I think when I talk about emotional topics I tend to code-switch to English a lot. I remember when I was seeing a psychologist in Greece for a while I kept codeswitching from Greek to English. We never really talked about this…To my mind it may have been some distancing strategy. (p. 204).

Beverley contacted me to carry out a study on differences between monolingual and multilingual therapists.  The paper, which was published in 2012, showed that psychotherapists agreed that learning a language made them better attuned to other languages and to multilinguals. They also believed that through working across languages they had learned to think carefully about how they used language, to check understanding and to simplify their language. Although no therapist had tried out inviting other languages in to the therapy they were interested and saw the potential of trying this.  The judges from the British Association for Counselling and Psychotherapy who awarded us the Equality and Diversity Research Award (2013) particularly liked our recommendations for research, practice, training and supervision: “Firstly, it would be useful and interesting for further research to be conducted on language switching in therapy – how it is initiated and what it signifies. The second recommendation relates to practice.

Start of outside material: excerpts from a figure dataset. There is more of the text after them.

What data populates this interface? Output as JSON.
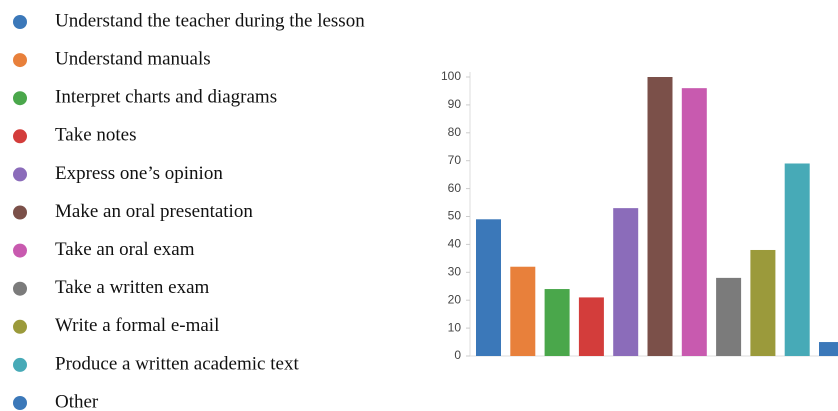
{
  "chart_data": {
    "type": "bar",
    "categories": [
      "Understand the teacher during the lesson",
      "Understand manuals",
      "Interpret charts and diagrams",
      "Take notes",
      "Express one’s opinion",
      "Make an oral presentation",
      "Take an oral exam",
      "Take a written exam",
      "Write a formal e-mail",
      "Produce a written academic text",
      "Other"
    ],
    "values": [
      49,
      32,
      24,
      21,
      53,
      100,
      96,
      28,
      38,
      69,
      5
    ],
    "colors": [
      "#3b78b9",
      "#e8803b",
      "#4aa74b",
      "#d33d3b",
      "#8b6cba",
      "#7b5049",
      "#c85aaf",
      "#7b7b7b",
      "#9b9a3b",
      "#47aab7",
      "#3b78b9"
    ],
    "ylim": [
      0,
      100
    ],
    "yticks": [
      0,
      10,
      20,
      30,
      40,
      50,
      60,
      70,
      80,
      90,
      100
    ],
    "legend": "left"
  }
}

This research highlights the need for therapists to pay attention to the way in which the inherent self-disclosure is managed by the therapist who speaks multiple languages (…). It is also suggested that therapists consider if, when and how to initiate inviting languages they may not understand into the therapeutic space and the therapeutic implications of such an initiative. Finally, it is suggested that training of psychotherapists needs to include a component on the psychological and therapeutic functions of multi/bilingualism and underlying implications for therapy. Training and supervision for psychotherapists could also include practice for therapists to make formulations in different languages. With increasing numbers of multilingual people now accessing therapeutic services and becoming therapists, it seems timely for the curricula of psychotherapy courses and therapeutic practice for all therapists – mono and multilingual – to be revised in order to take into account the changing profile and language needs of users and providers” (Costa & Dewaele, 2012: 35).

The study and the award will be presented at the BACP Research Conference in Birmingham on 10-11 May 2013.

Other posts by Professor Dewaele:

References

Caldwell-Harris, C.L. & Ayçiçeği-Dinn, A. (2009) Emotion and lying in a non-native language. International Journal of Psychophysiology 71, 193-204.

Costa, B. & Dewaele, J.-M. (2012) Psychotherapy across languages: beliefs, attitudes and practices of monolingual and multilingual therapists with their multilingual patients. Language and Psychoanalysis 1, 18-40.

Dewaele, J.-M. (2010) Emotions in Multiple Languages. Basingstoke: Palgrave-Macmillan. doi:10.1057/9780230289505.

Dewaele, J.-M. & Nakano, S.  (2013) Multilinguals’ perceptions of feeling different when switching languages. Journal of Multilingual and Multicultural Development 34 (2), 107-120. DOI: 10.1080/01434632.2012.712133

Pavlenko, A. (2012) Affective processing in bilingual speakers: Disembodied cognition? International Journal of Psychology 47, 405-428.